2 Penasehat Hukum Banding Malah Divonis 4 Tahun. Usai Sidang Jaksa Eksekusi Penahanan

276

Surabaya-basudewanews.com, Perkara pemalsuan surat yang melibatkan 2 Penasehat Hukum yakni, Sutarjo dan Sudarmono pada medio 2016 silam, Majelis Hakim, Jihad Arkanudin menjatuhkan putusan pidana penjara selama 42 bulan.

Sebagaimana diketahui, atas putusan Majelis Hakim, 2 Penasehat Hukum yang duduk di kursi panas menyatakan sikap banding. Sayangnya, upaya hukum ke-dua Penasehat Hukum dalam tingkat Kasasi malah menjatuhkan pidana penjara selama 4 tahun. Putusan Kasasi tersebut, sedikit lebih  berat dari putusan Majelis Hakim sebelumnya.

Di Pengadilan Negeri Surabaya, Selasa (5/10/2021), salah satu diantara ke-dua Penasehat Hukum yakni, Sudarmono sedang mendampingi perkara perdata yang sedang bergulir di ruang Tirta 2 Pengadilan Negeri Surabaya. Sebelum persidangan berakhir, di luar ruang sidang Tirta 2 tampak Kasi Intel dan beberapa Jaksa tampak sabar menunggu usainya persidangan guna melakukan eksekusi penangkapan terhadap Penasehat Hukum Sudarmono.

Tampak, Pihak Kepolisian Dari Pengadilan Negeri Surabaya, Melakukan Pengawalan Ketat.

Selang beberapa saat, usai persidangan, Penasehat Hukum Sudarmono langsung dijemput serta dijelaskan terkait, surat perintah eksekusi penahanan.

Dalam penjelasan tersebut, Penasehat Hukum Sudarmono, memohon izin waktu guna menuju toilet. Upaya permintaan pun, langsung disetujui namun, pihak kejaksaan maupun beberapa Kepolisian yang diperbantukan turut mengawal secara ketat menuju toilet.

Dirasa waktu cukup maka Penasehat Hukum Sudarmono digelandang menuju mobil guna di proses secara ke-administrasian di Lapas Medaeng.

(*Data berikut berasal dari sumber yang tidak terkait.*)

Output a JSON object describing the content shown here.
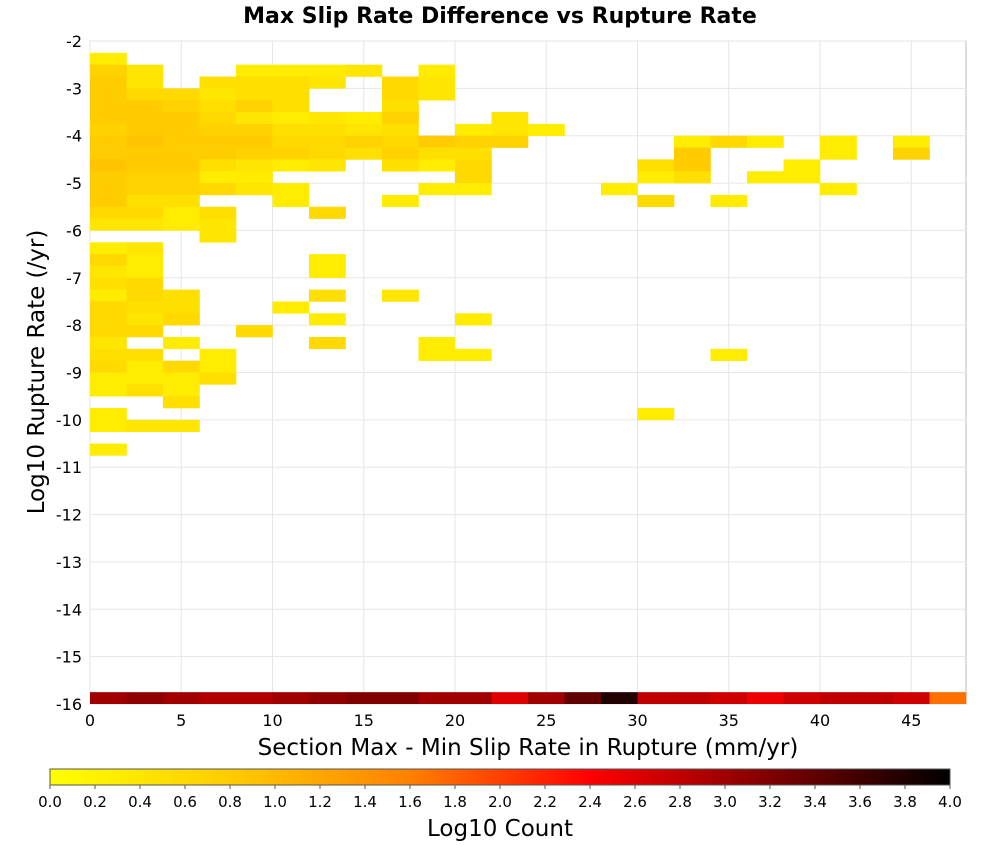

Secara terpisah, Jaksa Penuntut Umum (JPU) dari Kejaksaan Tinggi Jatim, Harry Basuki, saat ditemui mengatakan, perkara ini sebenarnya, bermula pada medio 2016 silam. Diketahuinya, ada 3 laporan diantaranya, 2 laporan atas nama Khoyana dan 1 laporan atas nama Penasehat Hukum Sudarmono dari Peradi Sidoarjo.

Dalam putusan Pengadilan Negeri Surabaya, pada 2016 silam, Majelis Hakim menjatuhkan putusan pidana penjara selama 42 bulan dan putusan diperkuat di Kasasi menjadi 4 tahun.

Pihaknya, hanya menjalankan eksekusi. Sesuai informasi yang diterima sebenarnya, ke-dua Penasehat Hukum yang dimaksud sedang sidang. Sayangnya, dipersidangan hanya tampak Penasehat Hukum Sudarmono maka pihaknya, tetap melaksanakan eksekusi.

Harry Basuki, menambahkan, kebetulan putusan Kasasi pada 2020 sehingga pihaknya, baru ini bisa melaksanakan eksekusi penahanan terhadap Penasehat Hukum Sudarmono.   MET.